A peacekeeper was killed and four others injured in a roadside bomb attack on a convoy in central Mali’s Mopti region on April 20.

On April 3, two Chadian peacekeepers were injured in a mortar and gun attack on a U.N. base in Kidal.

The recent unrest in the Sahel region began in Mali in 2012 with Tuareg separatist uprising against the state, which was exploited by Islamist extremists linked to al-Qaeda who took key cities in the desert north.

France began its Operation Serval military intervention in its former colony early the next year, driving the jihadists from the towns, but the militant groups morphed into more nimble formations operating in rural areas, sometimes winning over local populations by providing basic services and protection from bandits.

Large swathes of Mali remain outside government control, and the insurgency has gradually spread to central and southern regions of the country and across the borders into neighboring Burkina Faso and Niger.

A peace deal was signed in 2015 between the government and some armed groups designed to isolate the militant Islamists, but the jihadist insurgency has shown no signs of weakening.
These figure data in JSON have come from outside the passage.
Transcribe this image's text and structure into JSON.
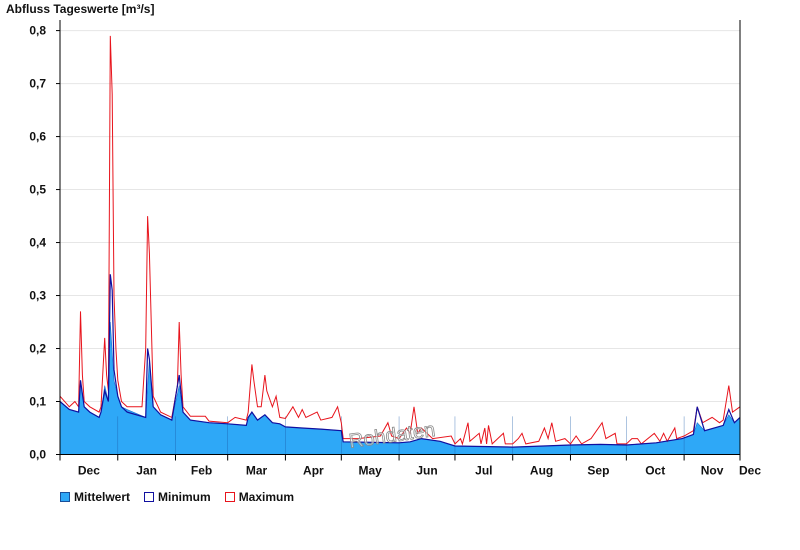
{
  "chart_data": {
    "type": "area",
    "title": "Abfluss Tageswerte [m³/s]",
    "watermark": "Rohdaten",
    "ylim": [
      0,
      0.82
    ],
    "y_ticks": [
      "0,0",
      "0,1",
      "0,2",
      "0,3",
      "0,4",
      "0,5",
      "0,6",
      "0,7",
      "0,8"
    ],
    "y_tick_values": [
      0,
      0.1,
      0.2,
      0.3,
      0.4,
      0.5,
      0.6,
      0.7,
      0.8
    ],
    "x_month_labels": [
      "Dec",
      "Jan",
      "Feb",
      "Mar",
      "Apr",
      "May",
      "Jun",
      "Jul",
      "Aug",
      "Sep",
      "Oct",
      "Nov",
      "Dec"
    ],
    "month_boundaries": [
      0,
      31,
      62,
      90,
      121,
      151,
      182,
      212,
      243,
      274,
      304,
      335,
      365
    ],
    "grid": true,
    "legend_position": "bottom-left",
    "colors": {
      "mean_fill": "#2ea8f7",
      "minimum": "#1010a0",
      "maximum": "#e8141c"
    },
    "series": [
      {
        "name": "Mittelwert",
        "color": "#2ea8f7",
        "points": [
          [
            0,
            0.1
          ],
          [
            5,
            0.085
          ],
          [
            10,
            0.08
          ],
          [
            11,
            0.14
          ],
          [
            13,
            0.09
          ],
          [
            16,
            0.08
          ],
          [
            21,
            0.07
          ],
          [
            22,
            0.08
          ],
          [
            24,
            0.13
          ],
          [
            26,
            0.1
          ],
          [
            27,
            0.25
          ],
          [
            29,
            0.14
          ],
          [
            31,
            0.11
          ],
          [
            33,
            0.09
          ],
          [
            36,
            0.085
          ],
          [
            46,
            0.07
          ],
          [
            48,
            0.18
          ],
          [
            50,
            0.09
          ],
          [
            54,
            0.075
          ],
          [
            60,
            0.065
          ],
          [
            64,
            0.13
          ],
          [
            66,
            0.08
          ],
          [
            70,
            0.065
          ],
          [
            80,
            0.06
          ],
          [
            90,
            0.058
          ],
          [
            100,
            0.055
          ],
          [
            101,
            0.07
          ],
          [
            103,
            0.08
          ],
          [
            106,
            0.065
          ],
          [
            110,
            0.075
          ],
          [
            114,
            0.06
          ],
          [
            118,
            0.058
          ],
          [
            121,
            0.052
          ],
          [
            130,
            0.05
          ],
          [
            140,
            0.048
          ],
          [
            151,
            0.045
          ],
          [
            152,
            0.024
          ],
          [
            182,
            0.022
          ],
          [
            188,
            0.024
          ],
          [
            194,
            0.03
          ],
          [
            204,
            0.025
          ],
          [
            212,
            0.016
          ],
          [
            243,
            0.014
          ],
          [
            274,
            0.018
          ],
          [
            290,
            0.019
          ],
          [
            304,
            0.018
          ],
          [
            320,
            0.022
          ],
          [
            334,
            0.03
          ],
          [
            340,
            0.038
          ],
          [
            342,
            0.06
          ],
          [
            346,
            0.045
          ],
          [
            356,
            0.055
          ],
          [
            359,
            0.075
          ],
          [
            362,
            0.06
          ],
          [
            365,
            0.07
          ]
        ]
      },
      {
        "name": "Minimum",
        "color": "#1010a0",
        "points": [
          [
            0,
            0.1
          ],
          [
            5,
            0.085
          ],
          [
            10,
            0.08
          ],
          [
            11,
            0.14
          ],
          [
            13,
            0.09
          ],
          [
            16,
            0.08
          ],
          [
            21,
            0.07
          ],
          [
            22,
            0.08
          ],
          [
            24,
            0.12
          ],
          [
            26,
            0.1
          ],
          [
            27,
            0.34
          ],
          [
            28,
            0.31
          ],
          [
            29,
            0.16
          ],
          [
            31,
            0.11
          ],
          [
            33,
            0.09
          ],
          [
            36,
            0.08
          ],
          [
            46,
            0.07
          ],
          [
            47,
            0.2
          ],
          [
            48,
            0.18
          ],
          [
            50,
            0.09
          ],
          [
            54,
            0.075
          ],
          [
            60,
            0.065
          ],
          [
            64,
            0.15
          ],
          [
            66,
            0.08
          ],
          [
            70,
            0.065
          ],
          [
            80,
            0.06
          ],
          [
            90,
            0.058
          ],
          [
            100,
            0.055
          ],
          [
            101,
            0.07
          ],
          [
            103,
            0.08
          ],
          [
            106,
            0.065
          ],
          [
            110,
            0.075
          ],
          [
            114,
            0.06
          ],
          [
            118,
            0.058
          ],
          [
            121,
            0.052
          ],
          [
            130,
            0.05
          ],
          [
            140,
            0.048
          ],
          [
            151,
            0.045
          ],
          [
            152,
            0.024
          ],
          [
            182,
            0.022
          ],
          [
            188,
            0.024
          ],
          [
            194,
            0.03
          ],
          [
            204,
            0.025
          ],
          [
            212,
            0.016
          ],
          [
            243,
            0.014
          ],
          [
            274,
            0.018
          ],
          [
            290,
            0.019
          ],
          [
            304,
            0.018
          ],
          [
            320,
            0.022
          ],
          [
            334,
            0.03
          ],
          [
            340,
            0.038
          ],
          [
            342,
            0.09
          ],
          [
            346,
            0.045
          ],
          [
            356,
            0.055
          ],
          [
            359,
            0.085
          ],
          [
            362,
            0.06
          ],
          [
            365,
            0.07
          ]
        ]
      },
      {
        "name": "Maximum",
        "color": "#e8141c",
        "points": [
          [
            0,
            0.11
          ],
          [
            5,
            0.09
          ],
          [
            8,
            0.1
          ],
          [
            10,
            0.09
          ],
          [
            11,
            0.27
          ],
          [
            12,
            0.15
          ],
          [
            13,
            0.1
          ],
          [
            16,
            0.09
          ],
          [
            21,
            0.08
          ],
          [
            22,
            0.09
          ],
          [
            24,
            0.22
          ],
          [
            25,
            0.15
          ],
          [
            26,
            0.12
          ],
          [
            27,
            0.79
          ],
          [
            28,
            0.68
          ],
          [
            29,
            0.3
          ],
          [
            30,
            0.2
          ],
          [
            31,
            0.14
          ],
          [
            33,
            0.1
          ],
          [
            36,
            0.09
          ],
          [
            44,
            0.09
          ],
          [
            46,
            0.2
          ],
          [
            47,
            0.45
          ],
          [
            48,
            0.38
          ],
          [
            50,
            0.11
          ],
          [
            54,
            0.08
          ],
          [
            60,
            0.07
          ],
          [
            63,
            0.13
          ],
          [
            64,
            0.25
          ],
          [
            65,
            0.15
          ],
          [
            66,
            0.09
          ],
          [
            70,
            0.072
          ],
          [
            78,
            0.072
          ],
          [
            80,
            0.063
          ],
          [
            90,
            0.06
          ],
          [
            94,
            0.07
          ],
          [
            100,
            0.065
          ],
          [
            101,
            0.08
          ],
          [
            103,
            0.17
          ],
          [
            104,
            0.14
          ],
          [
            106,
            0.09
          ],
          [
            108,
            0.09
          ],
          [
            110,
            0.15
          ],
          [
            111,
            0.12
          ],
          [
            114,
            0.09
          ],
          [
            116,
            0.11
          ],
          [
            118,
            0.07
          ],
          [
            121,
            0.068
          ],
          [
            125,
            0.09
          ],
          [
            128,
            0.07
          ],
          [
            130,
            0.085
          ],
          [
            132,
            0.07
          ],
          [
            138,
            0.08
          ],
          [
            140,
            0.065
          ],
          [
            146,
            0.07
          ],
          [
            149,
            0.09
          ],
          [
            151,
            0.06
          ],
          [
            152,
            0.03
          ],
          [
            160,
            0.03
          ],
          [
            172,
            0.035
          ],
          [
            176,
            0.06
          ],
          [
            178,
            0.035
          ],
          [
            182,
            0.03
          ],
          [
            186,
            0.05
          ],
          [
            188,
            0.04
          ],
          [
            190,
            0.09
          ],
          [
            192,
            0.04
          ],
          [
            194,
            0.05
          ],
          [
            200,
            0.03
          ],
          [
            210,
            0.035
          ],
          [
            212,
            0.02
          ],
          [
            215,
            0.03
          ],
          [
            216,
            0.02
          ],
          [
            219,
            0.06
          ],
          [
            220,
            0.025
          ],
          [
            225,
            0.04
          ],
          [
            226,
            0.02
          ],
          [
            228,
            0.05
          ],
          [
            229,
            0.02
          ],
          [
            230,
            0.055
          ],
          [
            232,
            0.02
          ],
          [
            238,
            0.04
          ],
          [
            239,
            0.02
          ],
          [
            243,
            0.02
          ],
          [
            246,
            0.03
          ],
          [
            248,
            0.04
          ],
          [
            250,
            0.02
          ],
          [
            257,
            0.025
          ],
          [
            260,
            0.05
          ],
          [
            262,
            0.03
          ],
          [
            264,
            0.06
          ],
          [
            266,
            0.025
          ],
          [
            271,
            0.03
          ],
          [
            274,
            0.02
          ],
          [
            277,
            0.035
          ],
          [
            280,
            0.02
          ],
          [
            285,
            0.03
          ],
          [
            291,
            0.06
          ],
          [
            293,
            0.03
          ],
          [
            298,
            0.04
          ],
          [
            299,
            0.02
          ],
          [
            304,
            0.02
          ],
          [
            307,
            0.03
          ],
          [
            310,
            0.03
          ],
          [
            312,
            0.02
          ],
          [
            319,
            0.04
          ],
          [
            322,
            0.025
          ],
          [
            324,
            0.04
          ],
          [
            326,
            0.025
          ],
          [
            330,
            0.05
          ],
          [
            331,
            0.03
          ],
          [
            335,
            0.035
          ],
          [
            340,
            0.045
          ],
          [
            342,
            0.09
          ],
          [
            345,
            0.06
          ],
          [
            350,
            0.07
          ],
          [
            354,
            0.06
          ],
          [
            356,
            0.065
          ],
          [
            359,
            0.13
          ],
          [
            361,
            0.08
          ],
          [
            365,
            0.09
          ]
        ]
      }
    ]
  }
}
The French mission in Mali evolved in August 2014 into the current Operation Barkhane, which has 4,500 personnel deployed with a mandate for counter-terrorism operations across the Sahel region, with 2,700 soldiers in Mali to support poorly-equipped local military forces.

Troops deployed to Barkhane work alongside the G5 Sahel joint counter-terrorism force that aims to train and deploy up to 5,000 personnel as well as MINUSMA, which in March had 12,644 military and 1,734 police personnel, 454 staff officers and 39 experts deployed from more than 50 U.N. partner nations.